Abdel Ilahi Salhi e Jalal Elhakmaoui (1)

La modernità della poesia marocchina è molto giovane: è solo da poco più di cinquant’anni, infatti, che i poeti dell’occidente arabo sono riusciti a sottrarsi al peso della tradizione poetica araba. Da sempre tesa fra due poli, la cultura araba medio orientale da un lato e l’Andalusia e la Francia dall’altro, l’espressione poetica marocchina è riuscita a trovare un proprio spazio solo con difficoltà. Proprio per questo, forse, ritroviamo nelle poesie di Salhi e elHakmaoui una duplice tendenza: il retaggio arabo classico, nell’uso della lingua araba stessa, nelle sfumature di significato di cui è ricca la lingua, nell’ironia e nella sferzante modernità, nel modo dissacratorio di leggere la quotidianità, una quotidianità che si vuole universale e nello stesso tempo marocchina a tutto tondo.

Senza pretendere qui di fare una storia della poesia marocchina, vorremmo cercare di segnalare alcune caratteristiche della scrittura che proporremo nei prossimi giorni (Abdel Ilahi Salhi e Jalal al-Hakmauoi) in traduzione. È verso gli anni ’70 che la poesia marocchina comincia a riflettere un nuovo modo di pensare, che cerca di reinventare e cambiare un mondo sempre più violento.

È in questo decennio che la poesia scritta in arabo diventa più visibile, coagulandosi intorno alla rivista al-Qasìda al-giadìda di Muhammad Bannìs (censurata dopo pochi anni), rivista che difende l’autonomia poetica dalla scrittura politica e che incoraggia i nuovi autori a sperimentare.

Fra i poeti di questo periodo possiamo ricordare Ahmad Belbawi, Abd Allah Zurayqa (Zrika), cui si aggiungono, negli anni ’80, Ahmad Barakàt e Wafà’ al-‘Amràni.
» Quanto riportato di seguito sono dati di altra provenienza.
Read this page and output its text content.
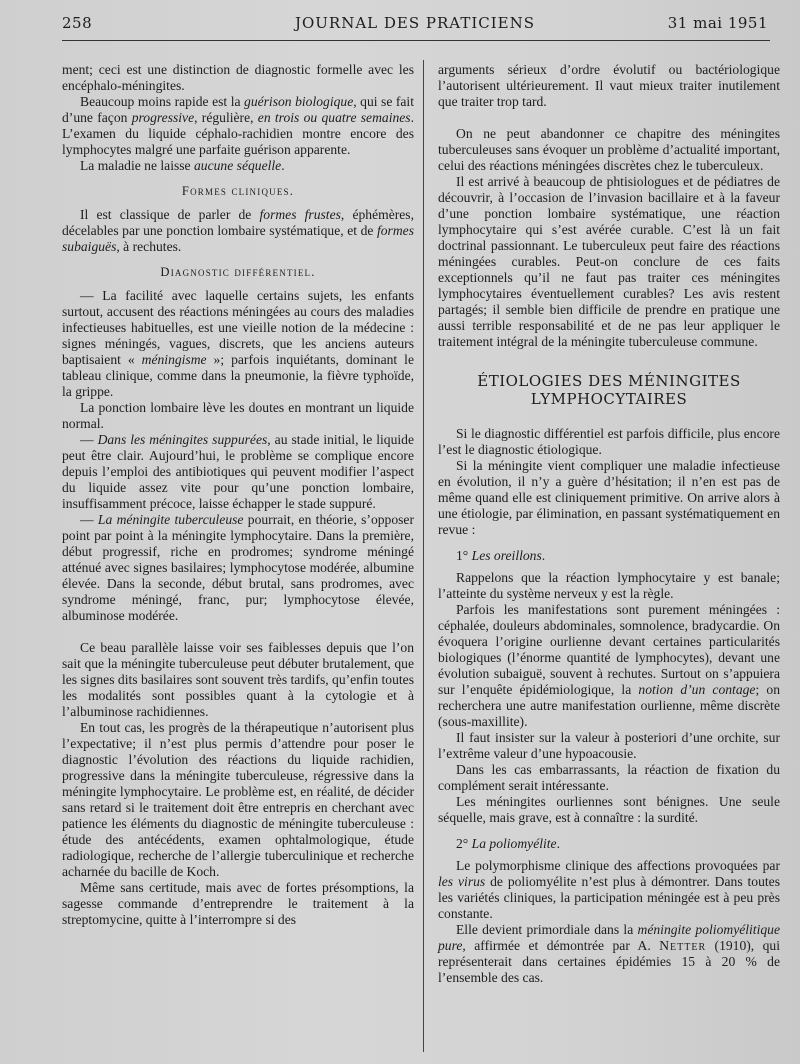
258	JOURNAL DES PRATICIENS	31 mai 1951

ment; ceci est une distinction de diagnostic formelle avec les encéphalo-méningites.

Beaucoup moins rapide est la guérison biologique, qui se fait d’une façon progressive, régulière, en trois ou quatre semaines. L’examen du liquide céphalo-rachidien montre encore des lymphocytes malgré une parfaite guérison apparente.

La maladie ne laisse aucune séquelle.

Formes cliniques.

Il est classique de parler de formes frustes, éphémères, décelables par une ponction lombaire systématique, et de formes subaiguës, à rechutes.

Diagnostic différentiel.

— La facilité avec laquelle certains sujets, les enfants surtout, accusent des réactions méningées au cours des maladies infectieuses habituelles, est une vieille notion de la médecine : signes méningés, vagues, discrets, que les anciens auteurs baptisaient « méningisme »; parfois inquiétants, dominant le tableau clinique, comme dans la pneumonie, la fièvre typhoïde, la grippe.

La ponction lombaire lève les doutes en montrant un liquide normal.

— Dans les méningites suppurées, au stade initial, le liquide peut être clair. Aujourd’hui, le problème se complique encore depuis l’emploi des antibiotiques qui peuvent modifier l’aspect du liquide assez vite pour qu’une ponction lombaire, insuffisamment précoce, laisse échapper le stade suppuré.

— La méningite tuberculeuse pourrait, en théorie, s’opposer point par point à la méningite lymphocytaire. Dans la première, début progressif, riche en prodromes; syndrome méningé atténué avec signes basilaires; lymphocytose modérée, albumine élevée. Dans la seconde, début brutal, sans prodromes, avec syndrome méningé, franc, pur; lymphocytose élevée, albuminose modérée.

Ce beau parallèle laisse voir ses faiblesses depuis que l’on sait que la méningite tuberculeuse peut débuter brutalement, que les signes dits basilaires sont souvent très tardifs, qu’enfin toutes les modalités sont possibles quant à la cytologie et à l’albuminose rachidiennes.

En tout cas, les progrès de la thérapeutique n’autorisent plus l’expectative; il n’est plus permis d’attendre pour poser le diagnostic l’évolution des réactions du liquide rachidien, progressive dans la méningite tuberculeuse, régressive dans la méningite lymphocytaire. Le problème est, en réalité, de décider sans retard si le traitement doit être entrepris en cherchant avec patience les éléments du diagnostic de méningite tuberculeuse : étude des antécédents, examen ophtalmologique, étude radiologique, recherche de l’allergie tuberculinique et recherche acharnée du bacille de Koch.

Même sans certitude, mais avec de fortes présomptions, la sagesse commande d’entreprendre le traitement à la streptomycine, quitte à l’interrompre si des

arguments sérieux d’ordre évolutif ou bactériologique l’autorisent ultérieurement. Il vaut mieux traiter inutilement que traiter trop tard.

On ne peut abandonner ce chapitre des méningites tuberculeuses sans évoquer un problème d’actualité important, celui des réactions méningées discrètes chez le tuberculeux.

Il est arrivé à beaucoup de phtisiologues et de pédiatres de découvrir, à l’occasion de l’invasion bacillaire et à la faveur d’une ponction lombaire systématique, une réaction lymphocytaire qui s’est avérée curable. C’est là un fait doctrinal passionnant. Le tuberculeux peut faire des réactions méningées curables. Peut-on conclure de ces faits exceptionnels qu’il ne faut pas traiter ces méningites lymphocytaires éventuellement curables? Les avis restent partagés; il semble bien difficile de prendre en pratique une aussi terrible responsabilité et de ne pas leur appliquer le traitement intégral de la méningite tuberculeuse commune.

ÉTIOLOGIES DES MÉNINGITES
LYMPHOCYTAIRES

Si le diagnostic différentiel est parfois difficile, plus encore l’est le diagnostic étiologique.

Si la méningite vient compliquer une maladie infectieuse en évolution, il n’y a guère d’hésitation; il n’en est pas de même quand elle est cliniquement primitive. On arrive alors à une étiologie, par élimination, en passant systématiquement en revue :

1° Les oreillons.

Rappelons que la réaction lymphocytaire y est banale; l’atteinte du système nerveux y est la règle.

Parfois les manifestations sont purement méningées : céphalée, douleurs abdominales, somnolence, bradycardie. On évoquera l’origine ourlienne devant certaines particularités biologiques (l’énorme quantité de lymphocytes), devant une évolution subaiguë, souvent à rechutes. Surtout on s’appuiera sur l’enquête épidémiologique, la notion d’un contage; on recherchera une autre manifestation ourlienne, même discrète (sous-maxillite).

Il faut insister sur la valeur à posteriori d’une orchite, sur l’extrême valeur d’une hypoacousie.

Dans les cas embarrassants, la réaction de fixation du complément serait intéressante.

Les méningites ourliennes sont bénignes. Une seule séquelle, mais grave, est à connaître : la surdité.

2° La poliomyélite.

Le polymorphisme clinique des affections provoquées par les virus de poliomyélite n’est plus à démontrer. Dans toutes les variétés cliniques, la participation méningée est à peu près constante.

Elle devient primordiale dans la méningite poliomyélitique pure, affirmée et démontrée par A. Netter (1910), qui représenterait dans certaines épidémies 15 à 20 % de l’ensemble des cas.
Tra le esperienze di questo periodo quella nota come “l’esperimento calligrafico” diretto fra gli altri dallo stesso Bannìs, esperienza nella quale la calligrafia marocchina, generalmente riservata all’utilizzo del makhzen, per scrivere brani del Corano, viene utilizzata come ductus per scrivere poesia sovversiva, attuando così una contaminazione del sacro.

Negli anni ’90 compare una nuova generazione di poeti – una generazione ‘perduta’ – che abbandona la retorica convenzionale e persino il verso libero che tanto libero non era, per lavorare con un linguaggio minimalista, in quella che sarà denominata qasìdat an-nathr, il poema-prosa, facendo ampio uso di una scrittura visuale che utilizza le tecniche del montaggio cinematografico, delle sequenze filmiche, l’inserzione di vocaboli di lingue straniere, riferimenti alla cultura rock.

Questi poeti saranno influenzati dalla beat generation americana: Bukowski, Brautigam, Carver.